Here is an assembly language function called strLen which returns the number of characters in a NUL-terminated character string:

/*
 * Determine the length of specified character string.
 *
 * Parameters:
 *   s - pointer to a NUL-terminated character string
 *
 * Returns:
 *    number of characters in the string
 */
	.globl strLen
strLen:
	subq $8, %rsp                 /* adjust stack pointer */
	movq $0, %r10                 /* initial count is 0 */

.LstrLenLoop:
	cmpb $0, (%rdi)               /* found NUL terminator? */
	jz .LstrLenDone               /* if so, done */
	inc %r10                      /* increment count */
	inc %rdi                      /* advance to next character */
	jmp .LstrLenLoop              /* continue loop */

.LstrLenDone:
	movq %r10, %rax               /* return count */
	addq $8, %rsp                 /* restore stack pointer */
	ret

In C, the declaration of this function could look like this:

long strLen(const char *s);

Unit testing this function might involve the following assertions:

ASSERT(13L == strLen("Hello, world!"));
ASSERT(0L == strLen(""));
ASSERT(8L == strLen("00000010"));

Here is a function that writes a NUL-terminated character string to standard output:

/*
 * Print a C character string to stdout.
 *
 * Parameters:
 *   s - the string to print
 */
	.globl printStr
printStr:
	pushq %r12                    /* preserve contents of %r12 */

	/* determine length of string */
	movq %rdi, %r12               /* save s (strLen will modify %rdi) */
	callq strLen                  /* determine length of s */

	/* use write system call to print string */
	movq $1, %rdi                 /* first write arg is fd (1=stdout) */
	movq %r12, %rsi               /* second write arg is buffer */
	movq %rax, %rdx               /* third write arg is count */
	movq $1, %rax                 /* write is system call 1 */
	syscall                       /* call write */

	popq %r12                     /* restore contents of %r12 */
	ret

Note that this function uses the strLen function.

Deliverables

Submit a zipfile containing your complete project. The recommended way to do this is to run the command make solution.zip. This will create a file called solution.zip with all of the required files. Important: all of the files in the zipfile must be at the top level, not a subdirectory. For example, if your zipfile is called solution.zip and you run the command unzip -l solution.zip to list its contents, you should see something like the following output:

TODO: expected output of unzip -l solution.zip

Upload your zipfile to Gradescope as HW5. Make sure to include your name and email address in every file you turn in (well, in every file for which it makes sense to do so anyway!)

Grading

For reference, here is a short explanation of the grading criteria; some of the criteria don’t apply to all problems, and not all of the criteria are used on all assignments.

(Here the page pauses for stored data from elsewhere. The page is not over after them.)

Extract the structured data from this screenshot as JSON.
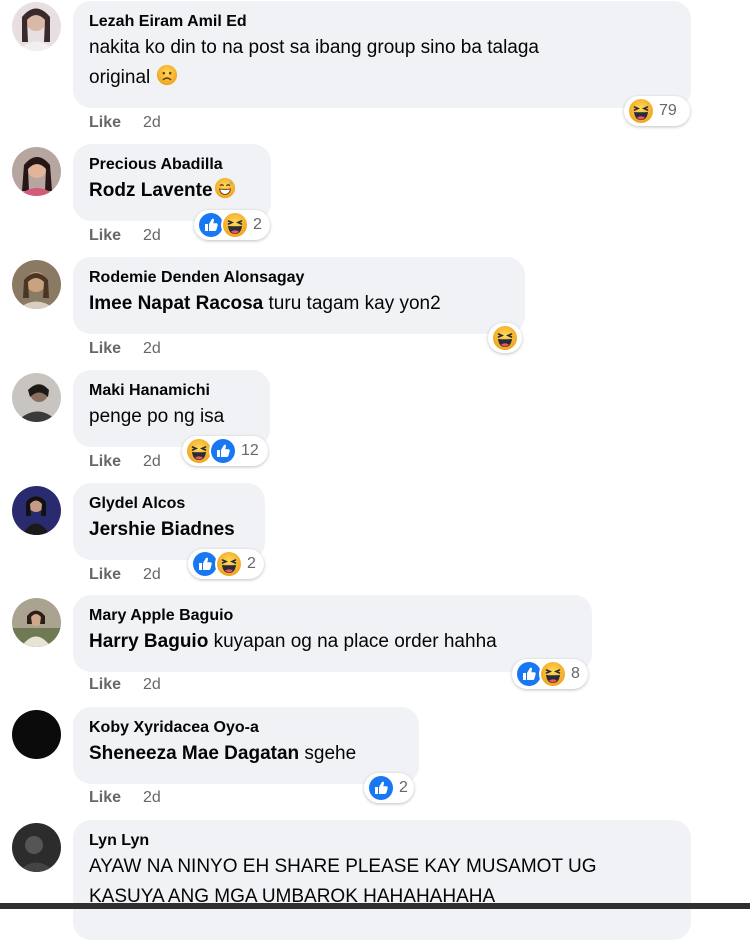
{
  "comments": [
    {
      "author": "Lezah Eiram Amil Ed",
      "text_line1": "nakita ko din to na post sa ibang group sino ba talaga",
      "text_line2": "original",
      "count": "79",
      "like": "Like",
      "time": "2d"
    },
    {
      "author": "Precious Abadilla",
      "mention": "Rodz Lavente",
      "count": "2",
      "like": "Like",
      "time": "2d"
    },
    {
      "author": "Rodemie Denden Alonsagay",
      "mention": "Imee Napat Racosa",
      "text": " turu tagam kay yon2",
      "like": "Like",
      "time": "2d"
    },
    {
      "author": "Maki Hanamichi",
      "text": "penge po ng isa",
      "count": "12",
      "like": "Like",
      "time": "2d"
    },
    {
      "author": "Glydel Alcos",
      "mention": "Jershie Biadnes",
      "count": "2",
      "like": "Like",
      "time": "2d"
    },
    {
      "author": "Mary Apple Baguio",
      "mention": "Harry Baguio",
      "text": " kuyapan og na place order hahha",
      "count": "8",
      "like": "Like",
      "time": "2d"
    },
    {
      "author": "Koby Xyridacea Oyo-a",
      "mention": "Sheneeza Mae Dagatan",
      "text": " sgehe",
      "count": "2",
      "like": "Like",
      "time": "2d"
    },
    {
      "author": "Lyn Lyn",
      "text_line1": "AYAW NA NINYO EH SHARE PLEASE KAY MUSAMOT UG",
      "text_line2": "KASUYA ANG MGA UMBAROK HAHAHAHAHA"
    }
  ],
  "icons": {
    "like": "like-reaction-icon",
    "haha": "haha-reaction-icon",
    "sad": "sad-emoji-icon",
    "grin": "grin-sweat-emoji-icon"
  },
  "colors": {
    "bubble": "#f0f2f5",
    "like_blue": "#1877f2",
    "haha_yellow": "#f7b125",
    "meta_gray": "#65676b"
  }
}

Packaging refers to the proper organization of the stuff you hand in, following both the guidelines for Deliverables above as well as the general submission instructions for assignments on Piazza.

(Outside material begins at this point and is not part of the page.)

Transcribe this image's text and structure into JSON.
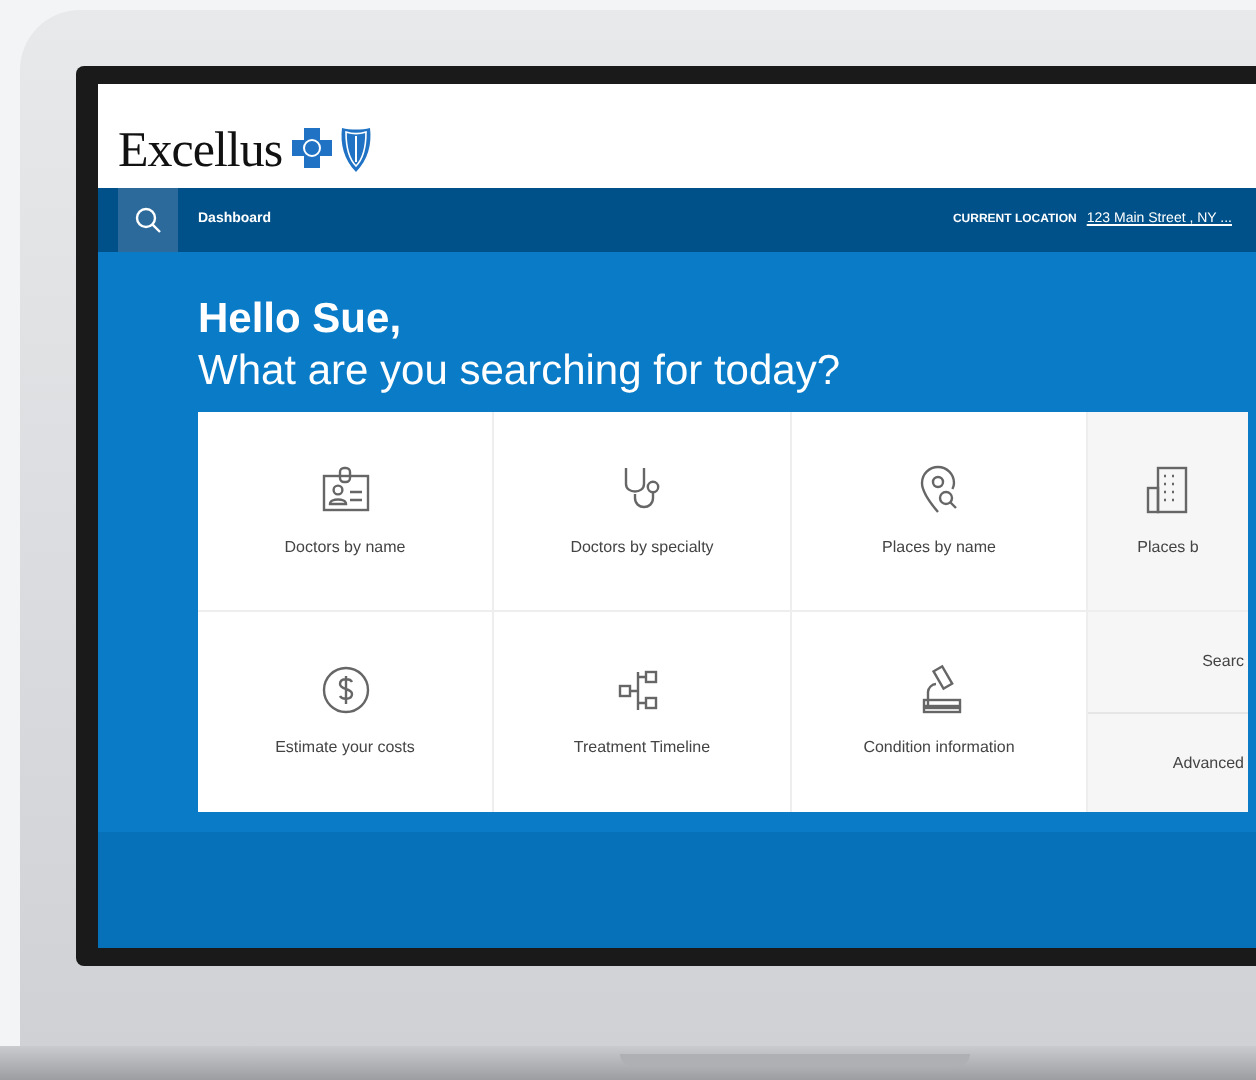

Style refers to C/C++/assembly programming style, including things like consistent indentation, appropriate identifier names, useful comments, suitable documentation, etc. Simple, clean, readable code is what you should be aiming for. Make sure you follow the style guide posted on Piazza!

Design refers to proper modularization (functions, modules, classes, etc.) and an appropriate choice of algorithms and data structures.

Performance refers to how fast/with how little memory your programs can produce the required results compared to other submissions.

Functionality refers to your programs being able to do what they should according to the specification given above; if the specification is ambiguous, ask for clarification! (It also refers to you simply doing the required work, which may not be programming alone.)

If your programs cannot be built you will get no points whatsoever. If your programs cannot be built without warnings using the required compiler options given on Piazza we will take off 10% (except if you document a very good reason). If your programs cannot be built using make we will take off 10%. If valgrind detects memory errors in your programs, we will take off 10%. If your programs fail miserably even once, i.e. terminate with an exception of any kind or dump core, we will take off 10% (for each such case).